Availability Guide for Problem Management
Introduction to Problem Management
Availability Guide for Problem Management–125509
1-4
Measuring Outages
If a transient error in the workstation makes the application unavailable to 1 user for 5
minutes, it counts as 5 user minutes of downtime. If the problem on the server makes the
application unavailable for 15 minutes to 100 users, it counts as 1500 user minutes of
downtime.
The correct way to measure an outage affecting a batch program varies from one
application to another. If the batch program is considered a major user, it should be
weighted more heavily than single-transaction users. Conversely, you could argue that
the batch program should carry less weight because you can easily restart it, and its
completion time is not critical.
Alternative Ways to Measure Downtime
Of course, you might choose to measure downtime in ways other than user outage
minutes, depending on your specific business needs. For example, a site might be
obligated to pay penalties for each transaction that is not processed while the application
is down. Such a site might supplement its measure of downtime as follows:
To measure the number of transactions that would have been processed during an
outage, the site keeps a record of the number of transactions it normally processes by
minute and by day of the week. If an outage occurs, for example, at 10:00 a.m. on
Tuesday and lasts for 15 minutes, the site can calculate the average number of
transactions that would normally be processed during that period. Subsequently, the site
pays a corresponding penalty to its customer.

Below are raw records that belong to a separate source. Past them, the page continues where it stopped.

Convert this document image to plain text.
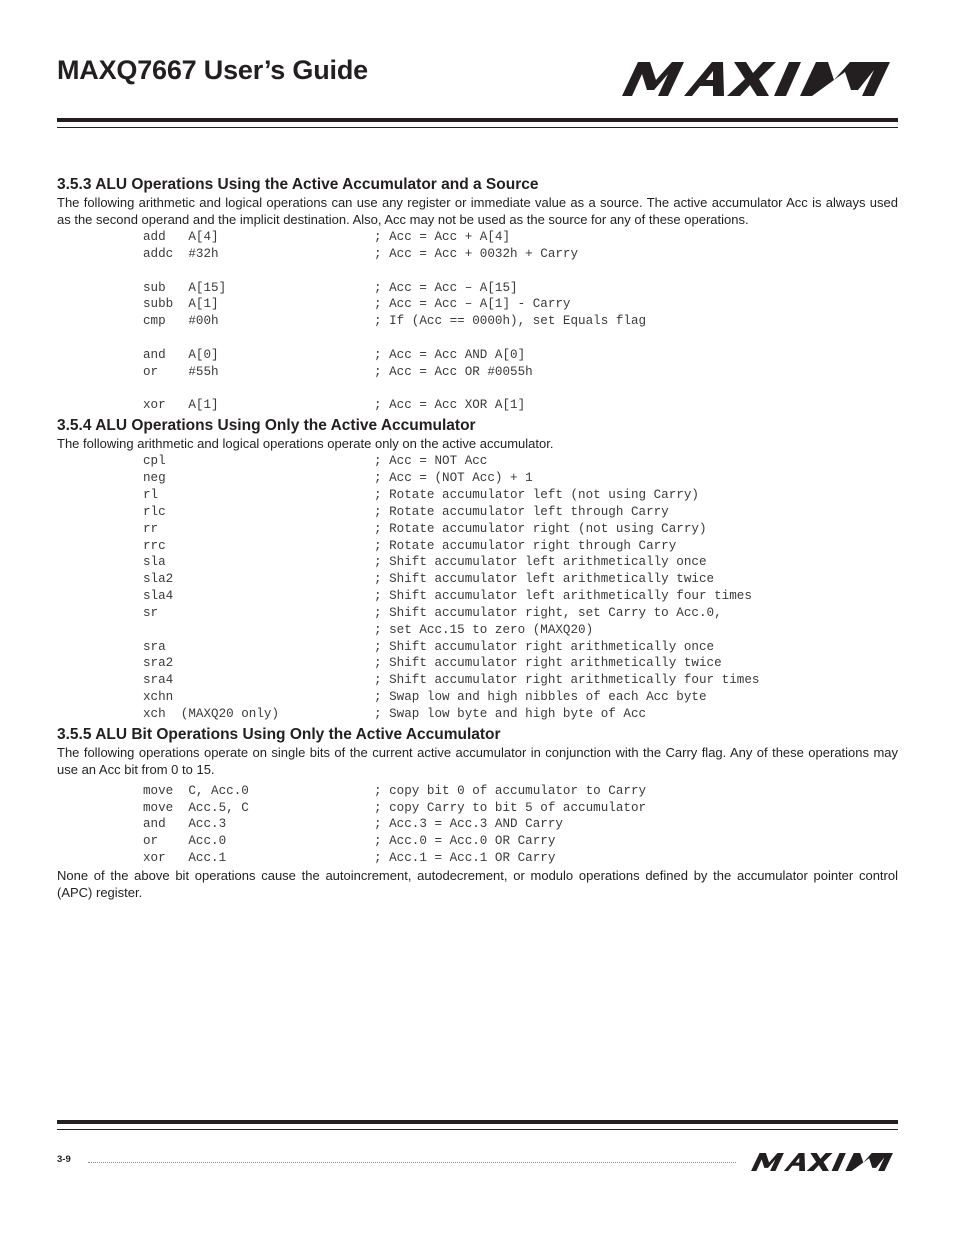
MAXQ7667 User’s Guide
3.5.3 ALU Operations Using the Active Accumulator and a Source

The following arithmetic and logical operations can use any register or immediate value as a source. The active accumulator Acc is always used as the second operand and the implicit destination. Also, Acc may not be used as the source for any of these operations.

add   A[4]	; Acc = Acc + A[4]
addc  #32h	; Acc = Acc + 0032h + Carry
sub   A[15]	; Acc = Acc – A[15]
subb  A[1]	; Acc = Acc – A[1] - Carry
cmp   #00h	; If (Acc == 0000h), set Equals flag
and   A[0]	; Acc = Acc AND A[0]
or    #55h	; Acc = Acc OR #0055h
xor   A[1]	; Acc = Acc XOR A[1]
3.5.4 ALU Operations Using Only the Active Accumulator

The following arithmetic and logical operations operate only on the active accumulator.

cpl	; Acc = NOT Acc
neg	; Acc = (NOT Acc) + 1
rl	; Rotate accumulator left (not using Carry)
rlc	; Rotate accumulator left through Carry
rr	; Rotate accumulator right (not using Carry)
rrc	; Rotate accumulator right through Carry
sla	; Shift accumulator left arithmetically once
sla2	; Shift accumulator left arithmetically twice
sla4	; Shift accumulator left arithmetically four times
sr	; Shift accumulator right, set Carry to Acc.0,
; set Acc.15 to zero (MAXQ20)
sra	; Shift accumulator right arithmetically once
sra2	; Shift accumulator right arithmetically twice
sra4	; Shift accumulator right arithmetically four times
xchn	; Swap low and high nibbles of each Acc byte
xch  (MAXQ20 only)	; Swap low byte and high byte of Acc
3.5.5 ALU Bit Operations Using Only the Active Accumulator

The following operations operate on single bits of the current active accumulator in conjunction with the Carry flag. Any of these operations may use an Acc bit from 0 to 15.

move  C, Acc.0	; copy bit 0 of accumulator to Carry
move  Acc.5, C	; copy Carry to bit 5 of accumulator
and   Acc.3	; Acc.3 = Acc.3 AND Carry
or    Acc.0	; Acc.0 = Acc.0 OR Carry
xor   Acc.1	; Acc.1 = Acc.1 OR Carry

None of the above bit operations cause the autoincrement, autodecrement, or modulo operations defined by the accumulator pointer control (APC) register.

3-9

Using this method leads to significantly different outage costs depending on the time of
day and the day of the week. An hour-long outage at 2:00 a.m. on Monday might carry a
negligible penalty when compared with a 15-minute outage at 5:00 p.m. on a Friday.
The High Cost of Downtime
We have come to expect the continuous operation of many basic services such as water,
power, and telephone. Computers have opened the door to additional 24x7x365 services.
Consumers now expect to access cash from automated teller machines (ATMs) and to
purchase goods with credit cards 24 hours a day. For MIS departments, every employee
in the enterprise is a customer. To keep productivity high, employees also demand
24x7x365 access to enterprise databases, communications systems (such as electronic
mail), and reliable client/server applications.
Offering such services around the clock requires computer and network systems that are
available all of the time. The cost of downtime, for even a few minutes, can be dramatic
in terms of lost revenue, lost consumer confidence, and lost productivity. Examples to
consider include:
•
When an airline’s reservation system went down, thousands of travel agents had to
book flights manually. Estimated revenue impact from lost reservations (or
reservations made with other airlines) amounted to $36,000 per minute.